Another witness said it was an “absolutely terrifying experience”.

“After the incident, I asked the offender on the ground, ‘What the heck do you think you were doing?’ He replied, ‘I’m only 13, let me go’.”

But Rawiri was among the others who were able to flee, police said.

A video posted on social media after the robbery showed the Honda with its hatchback door still open speeding down the busy thoroughfa­re before doing a U-turn so that three balaclava-wearing young men sprinting behind it could jump inside. A person could be seen in the boot as the car sped away, the door still open.

Judge Mathis said on Thursday that the group managed to cause the business over a quarter of a million dollars in damage and stolen items.

A former Hour Glass employee said in a victim impact statement that the incident caused a once enjoyable job to be rife with fear and stress. The employee changed careers as a result.

Rawiri’s last offence for which he was sentenced last week occurred weeks after the Hour Glass robbery, when police in Papakura saw him punching a young woman in the face multiple times and tried to pull over his vehicle. The pursuit was called off, the judge noted, after he began overtaking vehicles, driving up to an estimated 122km/h in a 50km/h zone.

“In all respects, it is criminalit­y of the worst kind,” she said of the combined offences.

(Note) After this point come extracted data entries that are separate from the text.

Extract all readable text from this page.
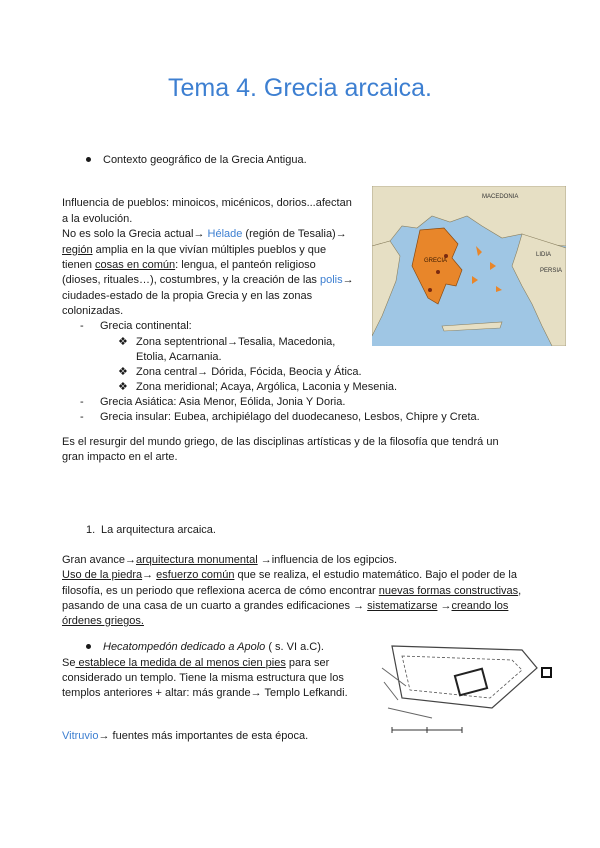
Tema 4. Grecia arcaica.
Contexto geográfico de la Grecia Antigua.
Influencia de pueblos: minoicos, micénicos, dorios...afectan
a la evolución.
No es solo la Grecia actual→ Hélade (región de Tesalia)→
región amplia en la que vivían múltiples pueblos y que
tienen cosas en común: lengua, el panteón religioso
(dioses, rituales…), costumbres, y la creación de las polis→
ciudades-estado de la propia Grecia y en las zonas
colonizadas.
- Grecia continental:
❖ Zona septentrional→Tesalia, Macedonia,
Etolia, Acarnania.
❖ Zona central→ Dórida, Fócida, Beocia y Ática.
❖ Zona meridional; Acaya, Argólica, Laconia y Mesenia.
- Grecia Asiática: Asia Menor, Eólida, Jonia Y Doria.
- Grecia insular: Eubea, archipiélago del duodecaneso, Lesbos, Chipre y Creta.
Es el resurgir del mundo griego, de las disciplinas artísticas y de la filosofía que tendrá un
gran impacto en el arte.
1. La arquitectura arcaica.
Gran avance→arquitectura monumental →influencia de los egipcios.
Uso de la piedra→ esfuerzo común que se realiza, el estudio matemático. Bajo el poder de la
filosofía, es un periodo que reflexiona acerca de cómo encontrar nuevas formas constructivas,
pasando de una casa de un cuarto a grandes edificaciones → sistematizarse →creando los
órdenes griegos.
Hecatompedón dedicado a Apolo ( s. VI a.C).
Se establece la medida de al menos cien pies para ser
considerado un templo. Tiene la misma estructura que los
templos anteriores + altar: más grande→ Templo Lefkandi.
Vitruvio→ fuentes más importantes de esta época.
MACEDONIA
GRECIA
LIDIA
PERSIA
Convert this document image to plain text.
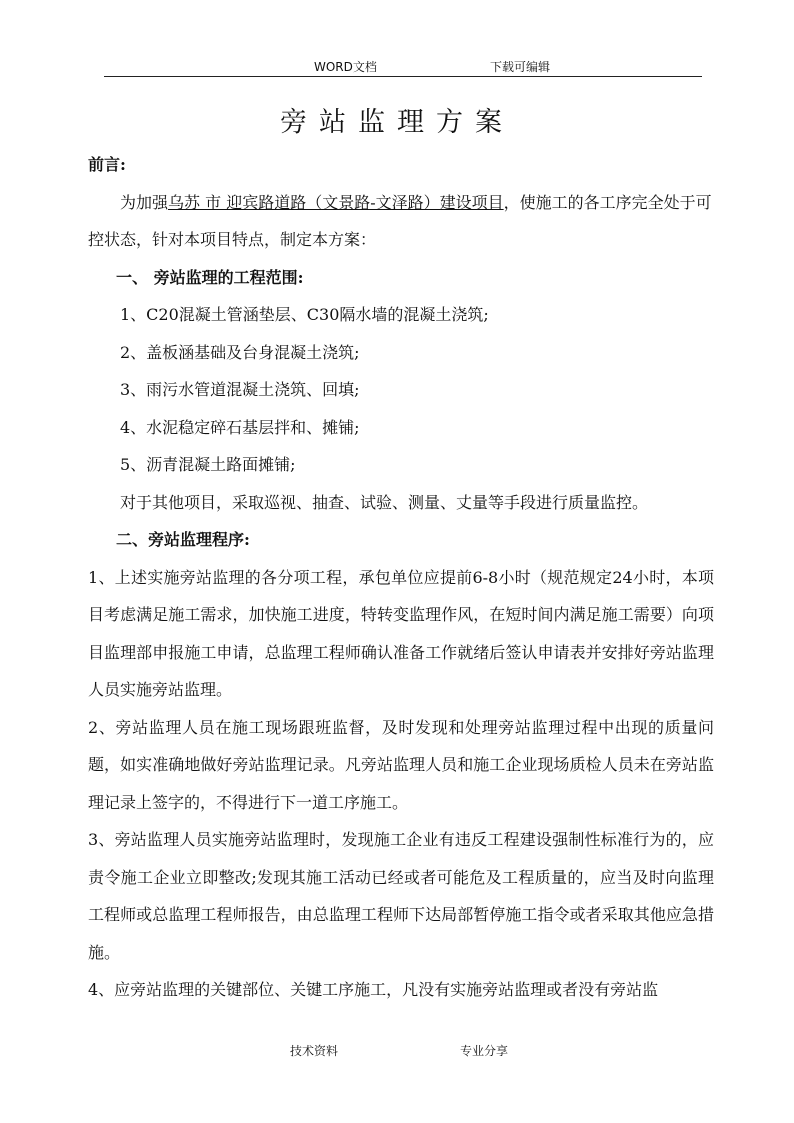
WORD文档	下载可编辑
旁站监理方案

前言:

为加强乌苏 市 迎宾路道路（文景路-文泽路）建设项目，使施工的各工序完全处于可

控状态，针对本项目特点，制定本方案：

一、 旁站监理的工程范围:

1、C20混凝土管涵垫层、C30隔水墙的混凝土浇筑;

2、盖板涵基础及台身混凝土浇筑;

3、雨污水管道混凝土浇筑、回填;

4、水泥稳定碎石基层拌和、摊铺;

5、沥青混凝土路面摊铺;

对于其他项目，采取巡视、抽查、试验、测量、丈量等手段进行质量监控。

二、旁站监理程序:

1、上述实施旁站监理的各分项工程，承包单位应提前6-8小时（规范规定24小时，本项目考虑满足施工需求，加快施工进度，特转变监理作风，在短时间内满足施工需要）向项目监理部申报施工申请，总监理工程师确认准备工作就绪后签认申请表并安排好旁站监理人员实施旁站监理。

2、旁站监理人员在施工现场跟班监督，及时发现和处理旁站监理过程中出现的质量问题，如实准确地做好旁站监理记录。凡旁站监理人员和施工企业现场质检人员未在旁站监理记录上签字的，不得进行下一道工序施工。

3、旁站监理人员实施旁站监理时，发现施工企业有违反工程建设强制性标准行为的，应责令施工企业立即整改;发现其施工活动已经或者可能危及工程质量的，应当及时向监理工程师或总监理工程师报告，由总监理工程师下达局部暂停施工指令或者采取其他应急措施。

4、应旁站监理的关键部位、关键工序施工，凡没有实施旁站监理或者没有旁站监

技术资料	专业分享
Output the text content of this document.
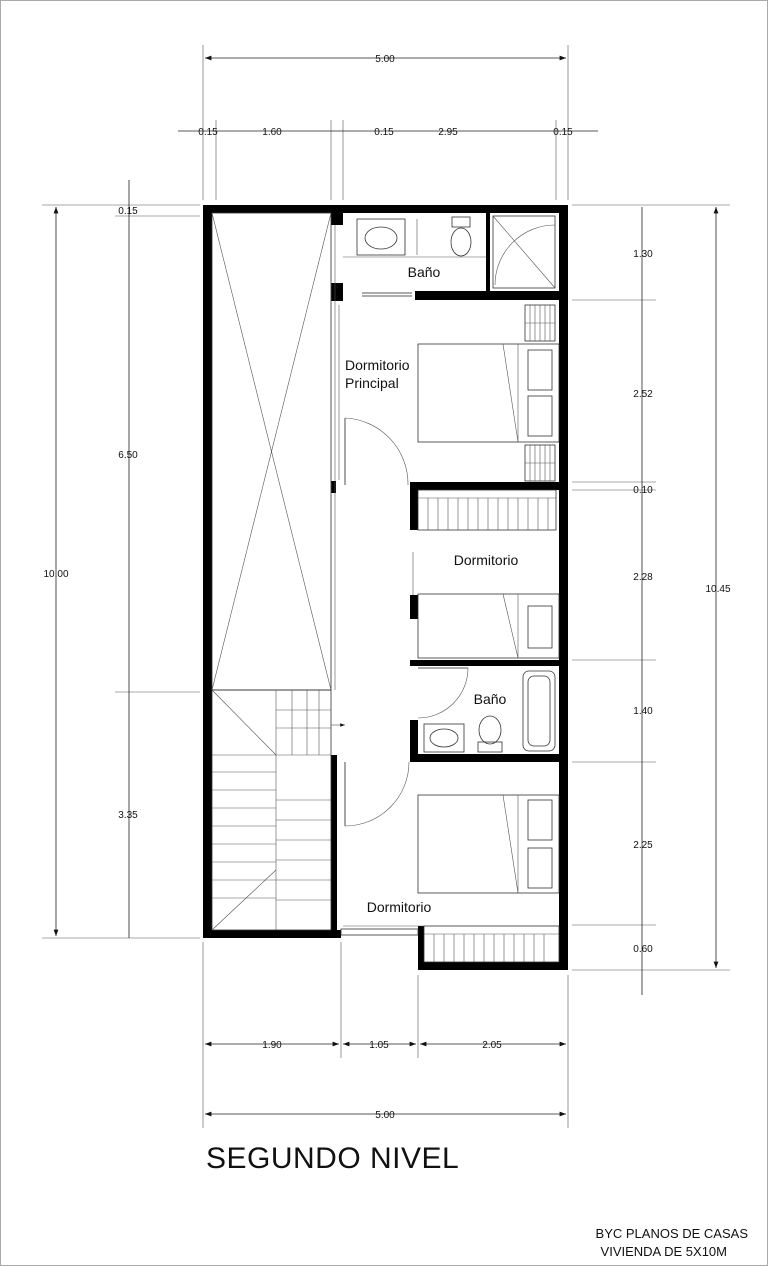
5.00
0.15	1.60	0.15	2.95	0.15
10.00
0.15
6.50
3.35
10.45
1.30
2.52
0.10
2.28
1.40
2.25
0.60
1.90	1.05	2.05
5.00
Baño
Dormitorio
Principal
Dormitorio
Baño
Dormitorio
SEGUNDO NIVEL
BYC PLANOS DE CASAS
VIVIENDA DE 5X10M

While she didn’t refer to specific details of his upbringing, the judge said “it makes very depressing reading” and it was “quite remarkable” his Youth Court history was minimal prior to his adult offending.

Crown prosecutor Seleti Taimani acknowledg­ed the defendant’s upbringing deserved considerat­ion but pointed out the robberies were premeditat­ed rather than a result of the impulsiven­ess of youth.

The judge determined a 10-year starting point for Rawiri but allowed an end sentence of six years’ imprisonme­nt, taking into account his youth, remorse and background.

“It is a tragedy for you and your family that you are here before me at the age of 21 with a substantia­l prison sentence,” Mathers said, encouragin­g the young father to enrol in prison programmes that might help him with life skills when released.

“Now is the time for you to turn your life around and think about the future.”